The plasma and/or adjuvant can be injected in the mammal by one or more subcutaneous or intraperitoneal injections, though they can also be given intramuscularly, and/or intravenously.
The mammal can be given a sedative, for example Rompun, to facilitate handling of the mammal if necessary.
Preferably, at least 1 cc of human plasma can be administered to the mammal. For example, between 1-10 cc of the plasma can be administered to the animal subcutaneously. Alternatively, at least 1, 2, 5, 7, 10, 15, 20, 25, 30, 40 or 50 cc of plasma is administered subcutaneously, intraperitoneally intramuscularly, and/or intravenously.
In a particular embodiment, the animal is inoculated and then re-inoculated after a period of time ranging from 1, 2, 3, 4, 5, 6, 7, 8, 9, 10, 11, 12 or more weeks. The second inoculation is also known as a booster.
In one embodiment of the invention, an inoculant is not used. Rather, the serum or plasma fraction is prepared by obtaining plasma or serum from an animal, without prior inoculation.
(iii) Monitoring of Animal
The animal should preferably be monitored to indicate the patient sample with which it was injected and the date of injection and the animal should be monitored over a time period, beginning at about 1 week. Blood samples can be obtained from the animal during this time to measure the generated immune response.
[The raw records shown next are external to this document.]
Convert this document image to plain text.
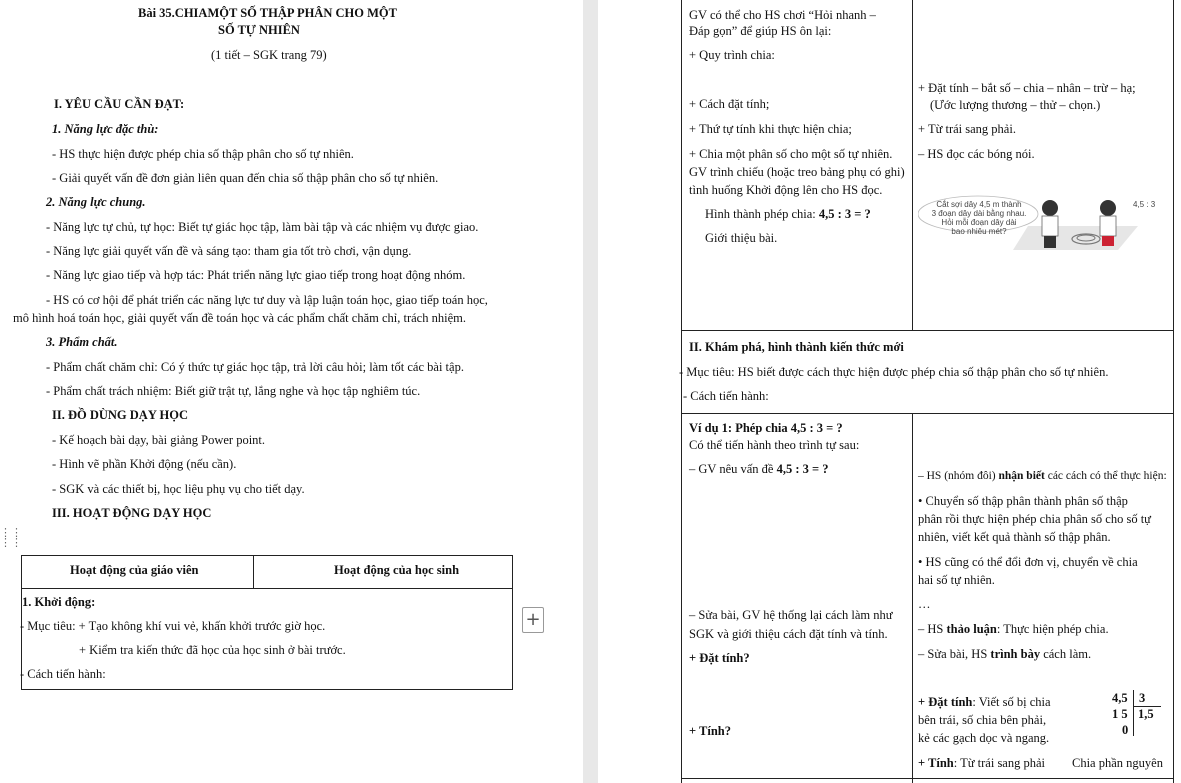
Bài 35.CHIAMỘT SỐ THẬP PHÂN CHO MỘT
SỐ TỰ NHIÊN
(1 tiết – SGK trang 79)
I. YÊU CẦU CẦN ĐẠT:
1. Năng lực đặc thù:
- HS thực hiện được phép chia số thập phân cho số tự nhiên.
- Giải quyết vấn đề đơn giản liên quan đến chia số thập phân cho số tự nhiên.
2. Năng lực chung.
- Năng lực tự chủ, tự học: Biết tự giác học tập, làm bài tập và các nhiệm vụ được giao.
- Năng lực giải quyết vấn đề và sáng tạo: tham gia tốt trò chơi, vận dụng.
- Năng lực giao tiếp và hợp tác: Phát triển năng lực giao tiếp trong hoạt động nhóm.
- HS có cơ hội để phát triển các năng lực tư duy và lập luận toán học, giao tiếp toán học,
mô hình hoá toán học, giải quyết vấn đề toán học và các phẩm chất chăm chỉ, trách nhiệm.
3. Phẩm chất.
- Phẩm chất chăm chỉ: Có ý thức tự giác học tập, trả lời câu hỏi; làm tốt các bài tập.
- Phẩm chất trách nhiệm: Biết giữ trật tự, lắng nghe và học tập nghiêm túc.
II. ĐỒ DÙNG DẠY HỌC
- Kế hoạch bài dạy, bài giảng Power point.
- Hình vẽ phần Khởi động (nếu cần).
- SGK và các thiết bị, học liệu phụ vụ cho tiết dạy.
III. HOẠT ĐỘNG DẠY HỌC
⋮⋮
⋮⋮
Hoạt động của giáo viên	Hoạt động của học sinh
1. Khởi động:
- Mục tiêu: + Tạo không khí vui vẻ, khấn khởi trước giờ học.
+ Kiểm tra kiến thức đã học của học sinh ở bài trước.
- Cách tiến hành:
+
GV có thể cho HS chơi “Hỏi nhanh –
Đáp gọn” để giúp HS ôn lại:
+ Quy trình chia:
+ Cách đặt tính;
+ Thứ tự tính khi thực hiện chia;
+ Chia một phân số cho một số tự nhiên.
GV trình chiếu (hoặc treo bảng phụ có ghi)
tình huống Khởi động lên cho HS đọc.
Hình thành phép chia: 4,5 : 3 = ?
Giới thiệu bài.
+ Đặt tính – bắt số – chia – nhân – trừ – hạ;
(Ước lượng thương – thử – chọn.)
+ Từ trái sang phải.
– HS đọc các bóng nói.
Cắt sợi dây 4,5 m thành
3 đoạn dây dài bằng nhau.
Hỏi mỗi đoạn dây dài
bao nhiêu mét?
4,5 : 3
II. Khám phá, hình thành kiến thức mới
- Mục tiêu: HS biết được cách thực hiện được phép chia số thập phân cho số tự nhiên.
- Cách tiến hành:
Ví dụ 1: Phép chia 4,5 : 3 = ?
Có thể tiến hành theo trình tự sau:
– GV nêu vấn đề 4,5 : 3 = ?	– HS (nhóm đôi) nhận biết các cách có thể thực hiện:
• Chuyển số thập phân thành phân số thập
phân rồi thực hiện phép chia phân số cho số tự
nhiên, viết kết quả thành số thập phân.
• HS cũng có thể đổi đơn vị, chuyển về chia
hai số tự nhiên.
…
– Sửa bài, GV hệ thống lại cách làm như
SGK và giới thiệu cách đặt tính và tính.
+ Đặt tính?
– HS thảo luận: Thực hiện phép chia.
– Sửa bài, HS trình bày cách làm.
+ Đặt tính: Viết số bị chia
bên trái, số chia bên phải,
kẻ các gạch dọc và ngang.
4,5 3
1 5 1,5
0
+ Tính?
+ Tính: Từ trái sang phải Chia phần nguyên
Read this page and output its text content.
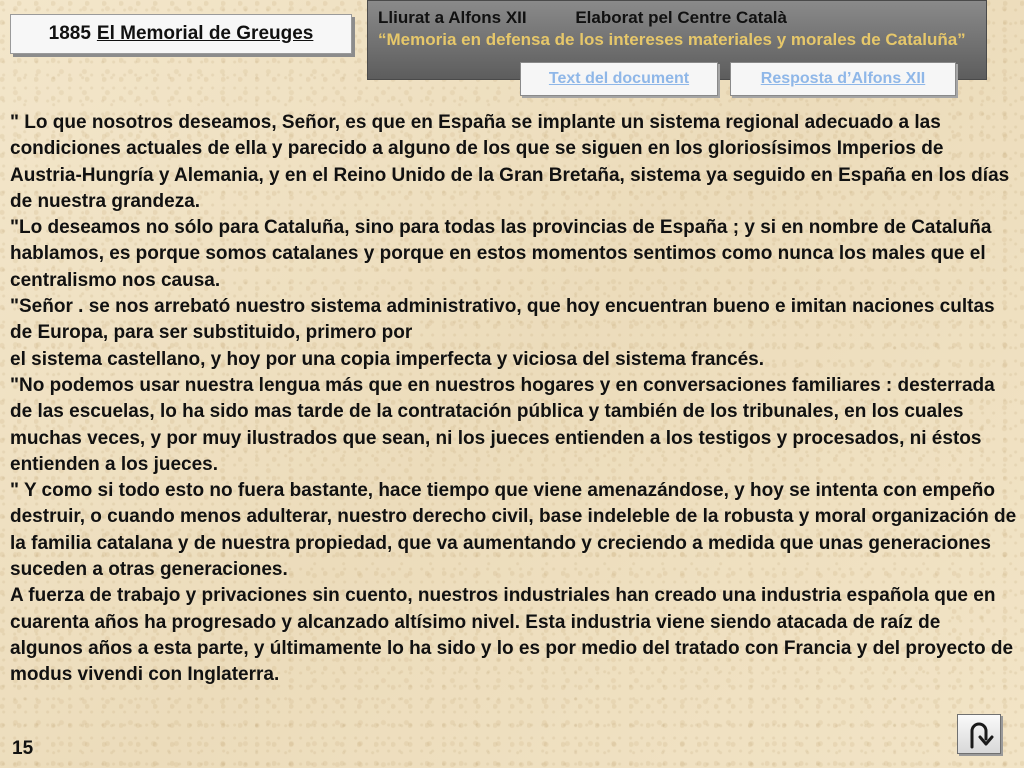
1885 El Memorial de Greuges
Lliurat a Alfons XII	Elaborat pel Centre Català
“Memoria en defensa de los intereses materiales y morales de Cataluña”
Text del document	Resposta d’Alfons XII

" Lo que nosotros deseamos, Señor, es que en España se implante un sistema regional adecuado a las condiciones actuales de ella y parecido a alguno de los que se siguen en los gloriosísimos Imperios de Austria-Hungría y Alemania, y en el Reino Unido de la Gran Bretaña, sistema ya seguido en España en los días de nuestra grandeza.

"Lo deseamos no sólo para Cataluña, sino para todas las provincias de España ; y si en nombre de Cataluña hablamos, es porque somos catalanes y porque en estos momentos sentimos como nunca los males que el centralismo nos causa.

"Señor . se nos arrebató nuestro sistema administrativo, que hoy encuentran bueno e imitan naciones cultas de Europa, para ser substituido, primero por

el sistema castellano, y hoy por una copia imperfecta y viciosa del sistema francés.

"No podemos usar nuestra lengua más que en nuestros hogares y en conversaciones familiares : desterrada de las escuelas, lo ha sido mas tarde de la contratación pública y también de los tribunales, en los cuales muchas veces, y por muy ilustrados que sean, ni los jueces entienden a los testigos y procesados, ni éstos entienden a los jueces.

" Y como si todo esto no fuera bastante, hace tiempo que viene amenazándose, y hoy se intenta con empeño destruir, o cuando menos adulterar, nuestro derecho civil, base indeleble de la robusta y moral organización de la familia catalana y de nuestra propiedad, que va aumentando y creciendo a medida que unas generaciones suceden a otras generaciones.

A fuerza de trabajo y privaciones sin cuento, nuestros industriales han creado una industria española que en cuarenta años ha progresado y alcanzado altísimo nivel. Esta industria viene siendo atacada de raíz de algunos años a esta parte, y últimamente lo ha sido y lo es por medio del tratado con Francia y del proyecto de modus vivendi con Inglaterra.

15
For example, the plasma from the blood sample can be measured for the ability to inhibit Gram-positive or Gram-negative bacterial growth in vitro using, for example, bacterial growth inhibition assays that measure the growth rate of bacteria in suspension culture by measuring optical density and by quantifying bacterial number by colony counting assay on solid agar plates. These assays are well known in the art. The mammal can be a goat. The time period of incubation can range from 1-8, 9, 10, 11, 12, 13, 14, 15, 16, 17, 18, 19, 20, 21, 22, 23, 24, 25, 26, 27 or 28 weeks. It is known that three weeks is a standard period of incubation for generating a sufficient immune response in goats.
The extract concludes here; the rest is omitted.